A PERGUNTA QUE TRAVOU O CARRO
- Gielton
- 4 de jun. de 2020
- 3 min de leitura
Atualizado: 4 de jun.
Gielton
O menino só fez uma pergunta e congelou o carro todo. Olha só o que rolou?
Jovem, vinte e poucos anos, estudante universitário, resolve ser Uber recorrendo ao carro dos pais. Estes, apreensivos, colocam em seu embornal uma lista de prudências.
Horários definidos – somente durante o dia – além de regras estipuladas e negociadas, deram ao negócio (um empreendedor?) um ar de aparente brandura. Nos tempos atuais exigiram localização em tempo real pelo Google Maps, GPS, Whatsapp e os cambau!

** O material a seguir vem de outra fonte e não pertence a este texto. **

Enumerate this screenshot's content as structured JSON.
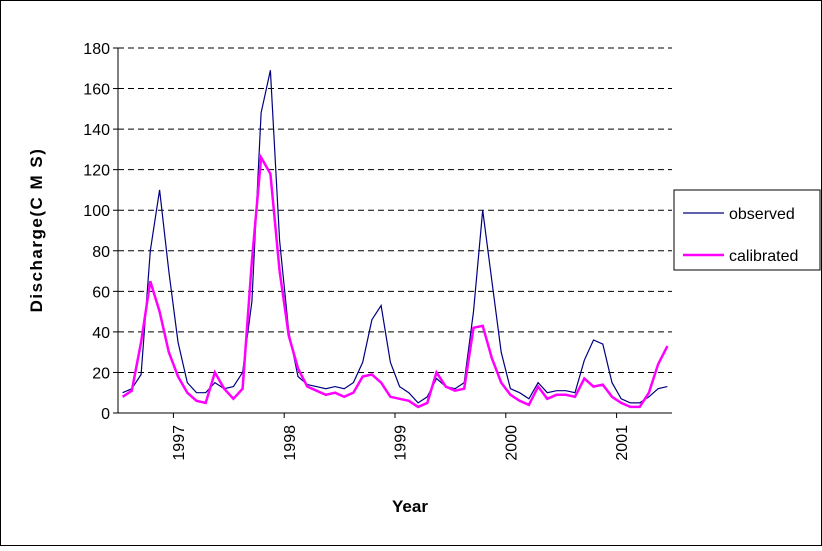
{
  "chart_data": {
    "type": "line",
    "x_label": "Year",
    "y_label": "Discharge(C M S)",
    "categories": [
      null,
      null,
      null,
      null,
      null,
      null,
      "1997",
      null,
      null,
      null,
      null,
      null,
      null,
      null,
      null,
      null,
      null,
      null,
      "1998",
      null,
      null,
      null,
      null,
      null,
      null,
      null,
      null,
      null,
      null,
      null,
      "1999",
      null,
      null,
      null,
      null,
      null,
      null,
      null,
      null,
      null,
      null,
      null,
      "2000",
      null,
      null,
      null,
      null,
      null,
      null,
      null,
      null,
      null,
      null,
      null,
      "2001",
      null,
      null,
      null,
      null,
      null
    ],
    "series": [
      {
        "name": "observed",
        "color": "#000080",
        "width": 1.2,
        "values": [
          10,
          12,
          19,
          80,
          110,
          70,
          35,
          15,
          10,
          10,
          15,
          12,
          13,
          20,
          55,
          148,
          169,
          85,
          40,
          18,
          14,
          13,
          12,
          13,
          12,
          15,
          25,
          46,
          53,
          25,
          13,
          10,
          5,
          8,
          17,
          13,
          12,
          15,
          50,
          100,
          65,
          30,
          12,
          10,
          7,
          15,
          10,
          11,
          11,
          10,
          26,
          36,
          34,
          15,
          7,
          5,
          5,
          8,
          12,
          13
        ]
      },
      {
        "name": "calibrated",
        "color": "#ff00ff",
        "width": 2.5,
        "values": [
          8,
          11,
          35,
          65,
          50,
          30,
          18,
          10,
          6,
          5,
          20,
          12,
          7,
          12,
          75,
          126,
          118,
          70,
          38,
          22,
          13,
          11,
          9,
          10,
          8,
          10,
          18,
          19,
          15,
          8,
          7,
          6,
          3,
          5,
          20,
          13,
          11,
          12,
          42,
          43,
          27,
          15,
          9,
          6,
          4,
          13,
          7,
          9,
          9,
          8,
          17,
          13,
          14,
          8,
          5,
          3,
          3,
          10,
          24,
          33
        ]
      }
    ],
    "ylim": [
      0,
      180
    ],
    "yticks": [
      0,
      20,
      40,
      60,
      80,
      100,
      120,
      140,
      160,
      180
    ],
    "grid": true,
    "legend": "right"
  }
}
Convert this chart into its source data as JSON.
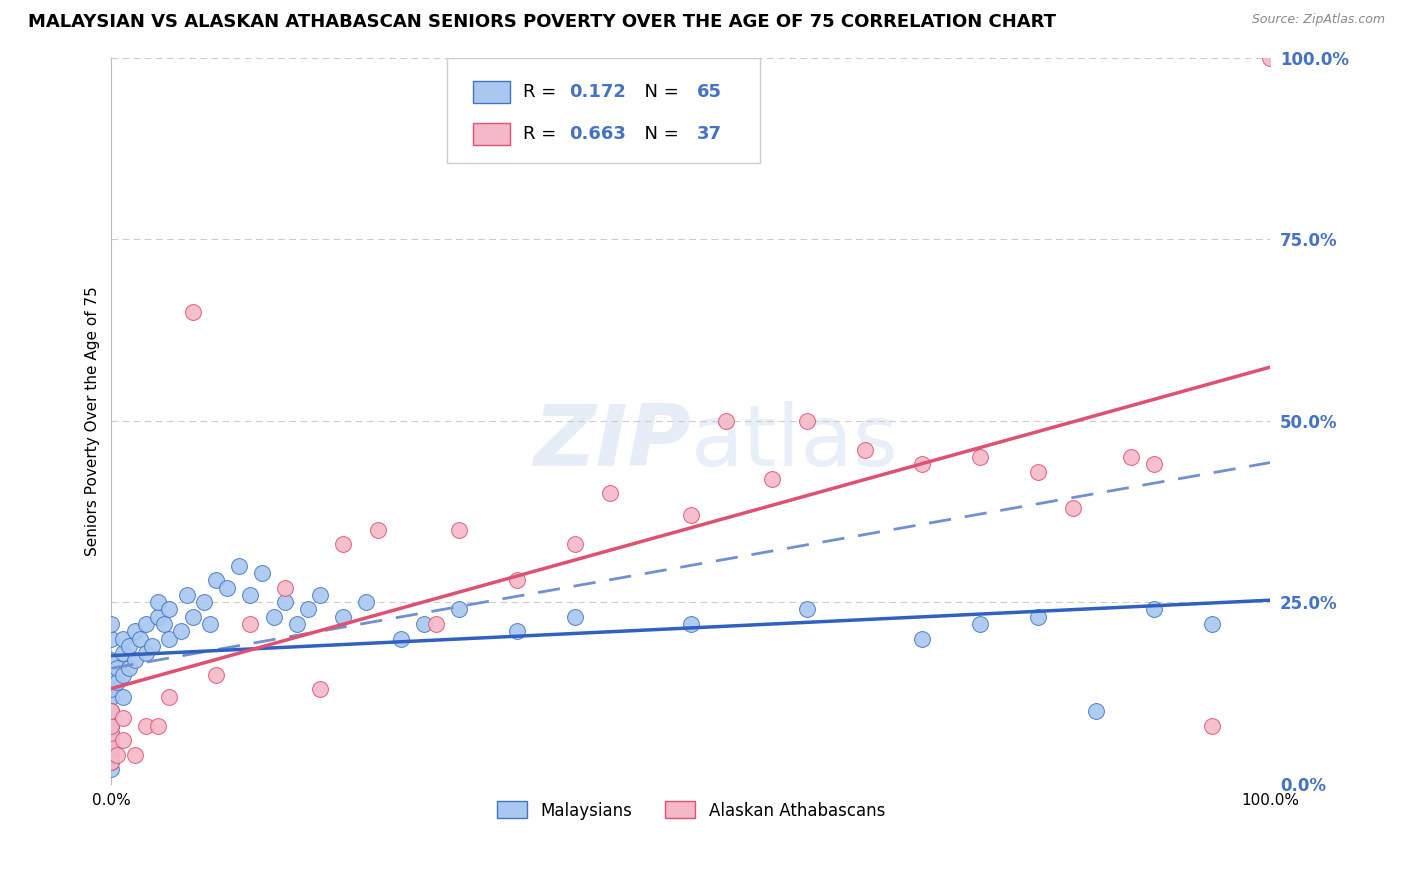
{
  "title": "MALAYSIAN VS ALASKAN ATHABASCAN SENIORS POVERTY OVER THE AGE OF 75 CORRELATION CHART",
  "source": "Source: ZipAtlas.com",
  "ylabel": "Seniors Poverty Over the Age of 75",
  "right_ytick_labels": [
    "0.0%",
    "25.0%",
    "50.0%",
    "75.0%",
    "100.0%"
  ],
  "right_ytick_values": [
    0.0,
    0.25,
    0.5,
    0.75,
    1.0
  ],
  "R_blue": 0.172,
  "N_blue": 65,
  "R_pink": 0.663,
  "N_pink": 37,
  "blue_scatter_color": "#a8c8f0",
  "blue_edge_color": "#4472c4",
  "pink_scatter_color": "#f4b8c8",
  "pink_edge_color": "#e05070",
  "trendline_blue_color": "#3060c0",
  "trendline_pink_color": "#e05070",
  "dashed_line_color": "#7090d0",
  "background_color": "#ffffff",
  "grid_color": "#cccccc",
  "right_axis_color": "#4472c4",
  "title_fontsize": 13,
  "axis_fontsize": 11,
  "legend_fontsize": 13,
  "watermark_text": "ZIPatlas",
  "blue_x": [
    0.0,
    0.0,
    0.0,
    0.0,
    0.0,
    0.0,
    0.0,
    0.0,
    0.0,
    0.0,
    0.0,
    0.0,
    0.0,
    0.0,
    0.0,
    0.0,
    0.005,
    0.005,
    0.01,
    0.01,
    0.01,
    0.01,
    0.015,
    0.015,
    0.02,
    0.02,
    0.025,
    0.03,
    0.03,
    0.035,
    0.04,
    0.04,
    0.045,
    0.05,
    0.05,
    0.06,
    0.065,
    0.07,
    0.08,
    0.085,
    0.09,
    0.1,
    0.11,
    0.12,
    0.13,
    0.14,
    0.15,
    0.16,
    0.17,
    0.18,
    0.2,
    0.22,
    0.25,
    0.27,
    0.3,
    0.35,
    0.4,
    0.5,
    0.6,
    0.7,
    0.75,
    0.8,
    0.85,
    0.9,
    0.95
  ],
  "blue_y": [
    0.02,
    0.03,
    0.04,
    0.05,
    0.06,
    0.07,
    0.08,
    0.1,
    0.12,
    0.13,
    0.15,
    0.17,
    0.2,
    0.22,
    0.08,
    0.1,
    0.14,
    0.16,
    0.12,
    0.15,
    0.18,
    0.2,
    0.16,
    0.19,
    0.17,
    0.21,
    0.2,
    0.18,
    0.22,
    0.19,
    0.23,
    0.25,
    0.22,
    0.2,
    0.24,
    0.21,
    0.26,
    0.23,
    0.25,
    0.22,
    0.28,
    0.27,
    0.3,
    0.26,
    0.29,
    0.23,
    0.25,
    0.22,
    0.24,
    0.26,
    0.23,
    0.25,
    0.2,
    0.22,
    0.24,
    0.21,
    0.23,
    0.22,
    0.24,
    0.2,
    0.22,
    0.23,
    0.1,
    0.24,
    0.22
  ],
  "pink_x": [
    0.0,
    0.0,
    0.0,
    0.0,
    0.0,
    0.005,
    0.01,
    0.01,
    0.02,
    0.03,
    0.04,
    0.05,
    0.07,
    0.09,
    0.12,
    0.15,
    0.18,
    0.2,
    0.23,
    0.28,
    0.3,
    0.35,
    0.4,
    0.43,
    0.5,
    0.53,
    0.57,
    0.6,
    0.65,
    0.7,
    0.75,
    0.8,
    0.83,
    0.88,
    0.9,
    0.95,
    1.0
  ],
  "pink_y": [
    0.03,
    0.05,
    0.07,
    0.08,
    0.1,
    0.04,
    0.06,
    0.09,
    0.04,
    0.08,
    0.08,
    0.12,
    0.65,
    0.15,
    0.22,
    0.27,
    0.13,
    0.33,
    0.35,
    0.22,
    0.35,
    0.28,
    0.33,
    0.4,
    0.37,
    0.5,
    0.42,
    0.5,
    0.46,
    0.44,
    0.45,
    0.43,
    0.38,
    0.45,
    0.44,
    0.08,
    1.0
  ]
}
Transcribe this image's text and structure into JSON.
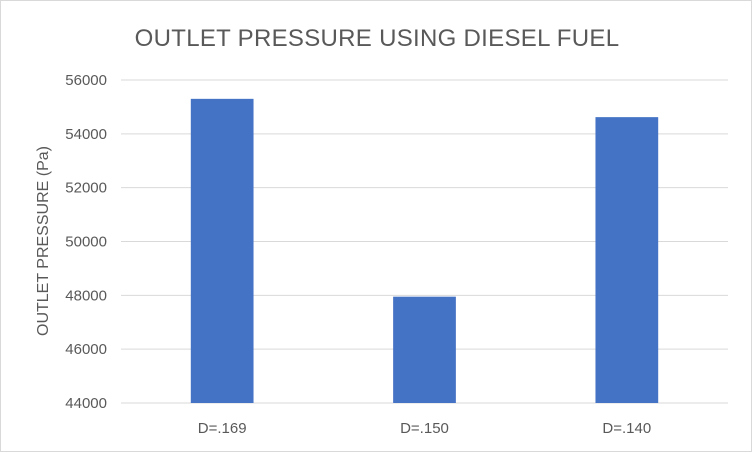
{
  "chart_data": {
    "type": "bar",
    "title": "OUTLET  PRESSURE USING DIESEL FUEL",
    "xlabel": "",
    "ylabel": "OUTLET PRESSURE (Pa)",
    "categories": [
      "D=.169",
      "D=.150",
      "D=.140"
    ],
    "series": [
      {
        "values": [
          55300,
          47950,
          54620
        ]
      }
    ],
    "ylim": [
      44000,
      56000
    ],
    "yticks": [
      44000,
      46000,
      48000,
      50000,
      52000,
      54000,
      56000
    ],
    "grid": true,
    "legend": "none",
    "bar_color": "#4472C4",
    "grid_color": "#d9d9d9"
  }
}
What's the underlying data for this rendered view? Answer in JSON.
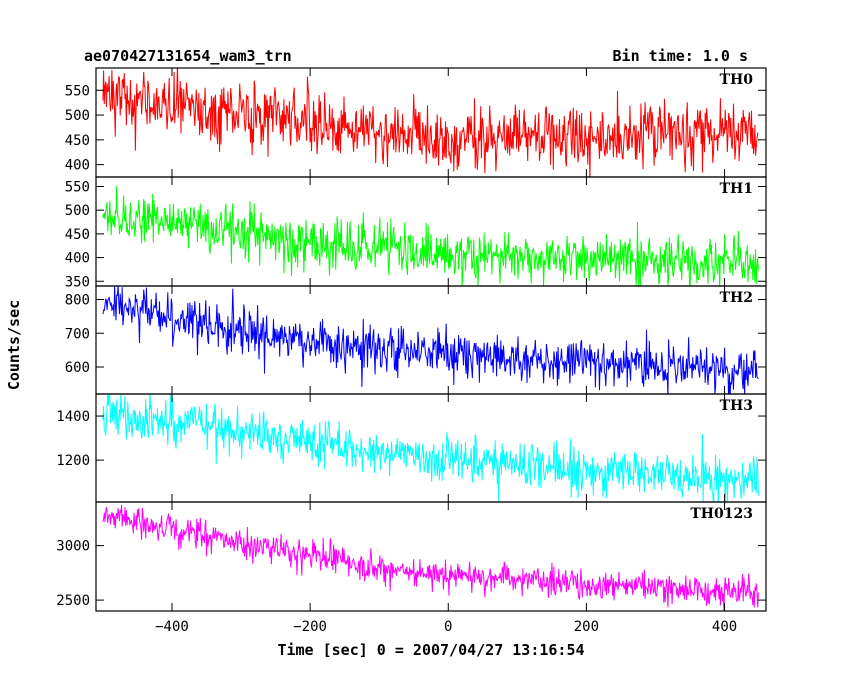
{
  "header": {
    "title": "ae070427131654_wam3_trn",
    "bin_time": "Bin time: 1.0 s"
  },
  "chart_data": {
    "type": "line",
    "xlabel": "Time [sec] 0 = 2007/04/27 13:16:54",
    "ylabel": "Counts/sec",
    "xlim": [
      -510,
      460
    ],
    "x_ticks": [
      -400,
      -200,
      0,
      200,
      400
    ],
    "x_tick_labels": [
      "−400",
      "−200",
      "0",
      "200",
      "400"
    ],
    "x_range": [
      -500,
      449
    ],
    "bin_seconds": 1.0,
    "panels": [
      {
        "name": "TH0",
        "color": "#ff0000",
        "ylim": [
          375,
          595
        ],
        "yticks": [
          400,
          450,
          500,
          550
        ],
        "ytick_labels": [
          "400",
          "450",
          "500",
          "550"
        ],
        "trend": [
          [
            -500,
            545
          ],
          [
            -400,
            520
          ],
          [
            -250,
            495
          ],
          [
            -150,
            470
          ],
          [
            0,
            455
          ],
          [
            200,
            455
          ],
          [
            350,
            460
          ],
          [
            449,
            470
          ]
        ],
        "noise": 32
      },
      {
        "name": "TH1",
        "color": "#00ff00",
        "ylim": [
          340,
          570
        ],
        "yticks": [
          350,
          400,
          450,
          500,
          550
        ],
        "ytick_labels": [
          "350",
          "400",
          "450",
          "500",
          "550"
        ],
        "trend": [
          [
            -500,
            490
          ],
          [
            -400,
            470
          ],
          [
            -250,
            440
          ],
          [
            -100,
            415
          ],
          [
            0,
            405
          ],
          [
            200,
            395
          ],
          [
            449,
            390
          ]
        ],
        "noise": 26
      },
      {
        "name": "TH2",
        "color": "#0000ff",
        "ylim": [
          520,
          840
        ],
        "yticks": [
          600,
          700,
          800
        ],
        "ytick_labels": [
          "600",
          "700",
          "800"
        ],
        "trend": [
          [
            -500,
            790
          ],
          [
            -400,
            745
          ],
          [
            -250,
            690
          ],
          [
            -100,
            655
          ],
          [
            0,
            640
          ],
          [
            200,
            610
          ],
          [
            449,
            590
          ]
        ],
        "noise": 34
      },
      {
        "name": "TH3",
        "color": "#00ffff",
        "ylim": [
          1010,
          1500
        ],
        "yticks": [
          1200,
          1400
        ],
        "ytick_labels": [
          "1200",
          "1400"
        ],
        "trend": [
          [
            -500,
            1420
          ],
          [
            -400,
            1370
          ],
          [
            -250,
            1300
          ],
          [
            -100,
            1240
          ],
          [
            0,
            1200
          ],
          [
            200,
            1160
          ],
          [
            449,
            1120
          ]
        ],
        "noise": 52
      },
      {
        "name": "TH0123",
        "color": "#ff00ff",
        "ylim": [
          2400,
          3400
        ],
        "yticks": [
          2500,
          3000
        ],
        "ytick_labels": [
          "2500",
          "3000"
        ],
        "trend": [
          [
            -500,
            3270
          ],
          [
            -400,
            3150
          ],
          [
            -250,
            2970
          ],
          [
            -100,
            2790
          ],
          [
            0,
            2720
          ],
          [
            200,
            2640
          ],
          [
            449,
            2570
          ]
        ],
        "noise": 68
      }
    ]
  }
}
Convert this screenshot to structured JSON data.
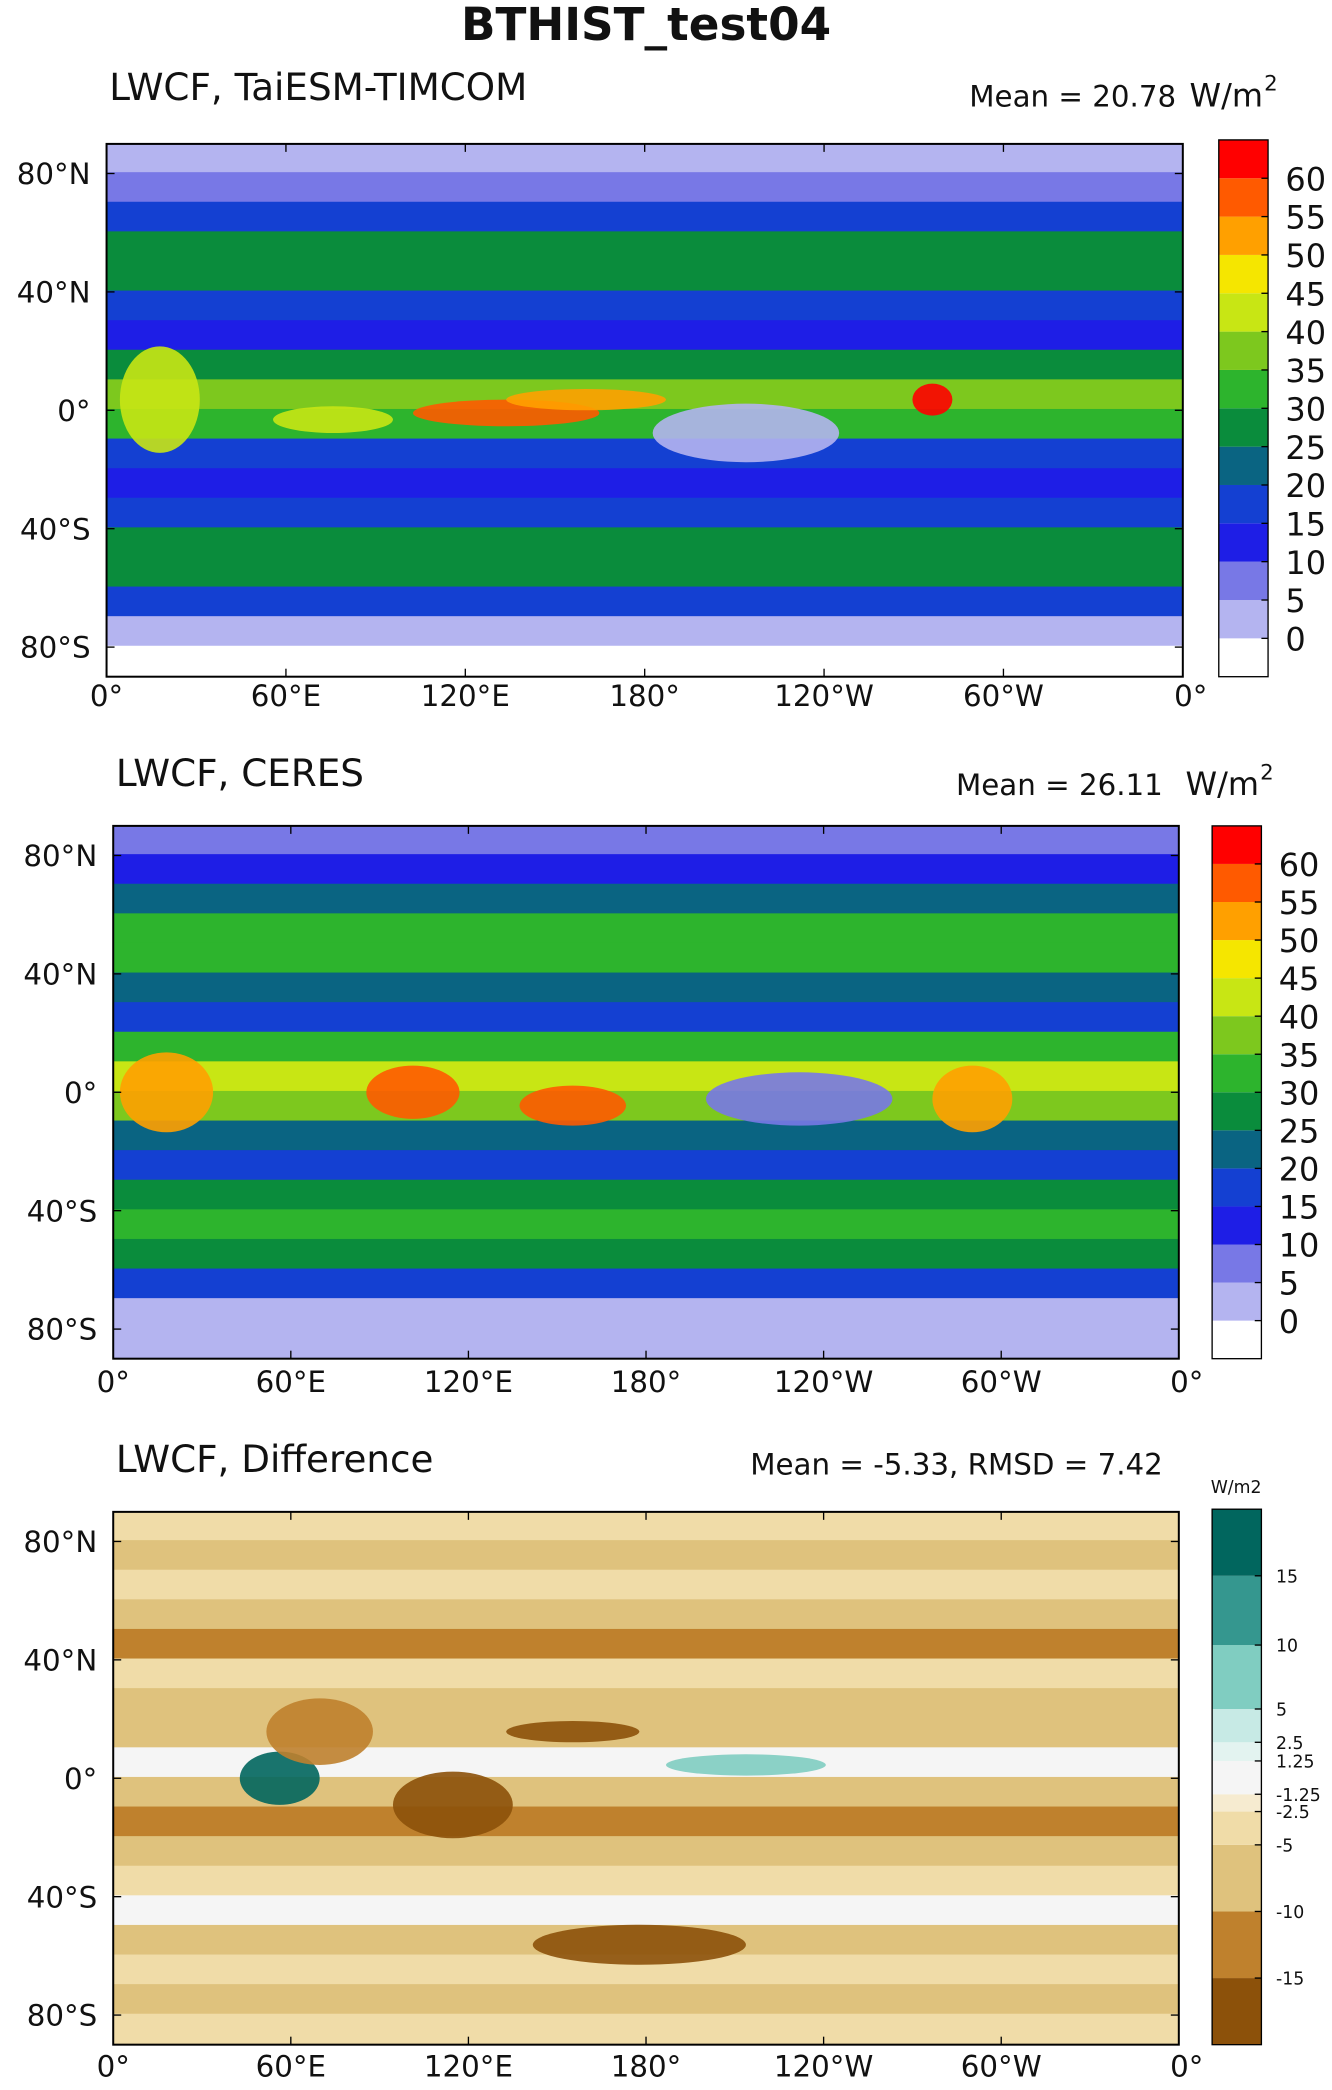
{
  "title": "BTHIST_test04",
  "lat_labels": [
    "80°N",
    "40°N",
    "0°",
    "40°S",
    "80°S"
  ],
  "lon_labels": [
    "0°",
    "60°E",
    "120°E",
    "180°",
    "120°W",
    "60°W",
    "0°"
  ],
  "panels": [
    {
      "title": "LWCF, TaiESM-TIMCOM",
      "stat": "Mean = 20.78",
      "unit": "W/m",
      "unit_sup": "2",
      "colorbar": {
        "colors": [
          "#ffffff",
          "#b4b4f0",
          "#7878e6",
          "#1e1ee6",
          "#1440d2",
          "#0a6482",
          "#0a8c3c",
          "#2db42d",
          "#7dc81e",
          "#c8e614",
          "#f5e600",
          "#ffa000",
          "#ff5a00",
          "#ff0000"
        ],
        "ticks": [
          0,
          5,
          10,
          15,
          20,
          25,
          30,
          35,
          40,
          45,
          50,
          55,
          60
        ]
      }
    },
    {
      "title": "LWCF, CERES",
      "stat": "Mean = 26.11",
      "unit": "W/m",
      "unit_sup": "2",
      "colorbar": {
        "colors": [
          "#ffffff",
          "#b4b4f0",
          "#7878e6",
          "#1e1ee6",
          "#1440d2",
          "#0a6482",
          "#0a8c3c",
          "#2db42d",
          "#7dc81e",
          "#c8e614",
          "#f5e600",
          "#ffa000",
          "#ff5a00",
          "#ff0000"
        ],
        "ticks": [
          0,
          5,
          10,
          15,
          20,
          25,
          30,
          35,
          40,
          45,
          50,
          55,
          60
        ]
      }
    },
    {
      "title": "LWCF, Difference",
      "stat": "Mean = -5.33, RMSD = 7.42",
      "unit": "W/m2",
      "colorbar": {
        "colors": [
          "#8c510a",
          "#bf812d",
          "#dfc27d",
          "#f0dca8",
          "#f6ebd0",
          "#f5f5f5",
          "#e3f3f0",
          "#c7eae5",
          "#80cdc1",
          "#35978f",
          "#01665e"
        ],
        "ticks": [
          -15,
          -10,
          -5,
          -2.5,
          -1.25,
          1.25,
          2.5,
          5,
          10,
          15
        ]
      }
    }
  ]
}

O pai acompanhava, quando podia, as rotas e trajetos do velho carro. Quando lhe faltava Internet e a foto da cria permanecia algum tempo fixa no painel do celular, batia-lhe um frio na barriga. Pensamentos ruins são como chuchu na cerca, espalham-se numa velocidade atroz. Do córtex frontal atravessando o lóbulo esquerdo, as malditas sinapses induziam batimentos cardíacos acelerados até a atualização do aplicativo. Alívio!
Em casa, de volta da “uberância” do dia – nem sempre com o bom humor necessário – contava causos acontecidos. Tudo indicava uma rica experiência pessoal: conviver com gente, lidar com elas, sentir humores, odores e fragrâncias. Navegar por espaços desconhecidos, adentrar ruas nunca antes visitadas, aprender a ir e voltar. Atentar para os perigos e atrações ao dispor da vida…
Contou, certa vez, que entraram três passageiros: mãe, filho e filha.
A mãe, de aparência simples, trajava uma calça jeans. Tinha o cabelo preso atrás por uma gominha cor-de-rosa. Observou quando, ao sentar no banco de trás, se virou para ajeitar o cinto.
O filho, ainda criança, sentou-se ao seu lado. Tinha um olhar curioso. Sorvia o mundo em todos e por todos os sentidos. Inquieto, o motorista pôde perceber, pela ligação. Uma espécie de 220 volts alternado! Virava-se daqui, mexia ali, interrogava acolá. Girando a maçaneta, abriu o vidro e pôs o queixo para fora. Exclamou antes da partida: "viu o fusca bege, mãe?".
Quase ao mesmo tempo, a filha, ruiva e descolada, sentou-se à frente deixando à vista as tatuagens de animais no braço e o piercing entre as narinas. Deveria estar próxima dos dezesseis anos. A mini saia deixava suas magras coxas à vista. A sandália gasta deixava à mostra as unhas com esmaltes pretos e desgastados.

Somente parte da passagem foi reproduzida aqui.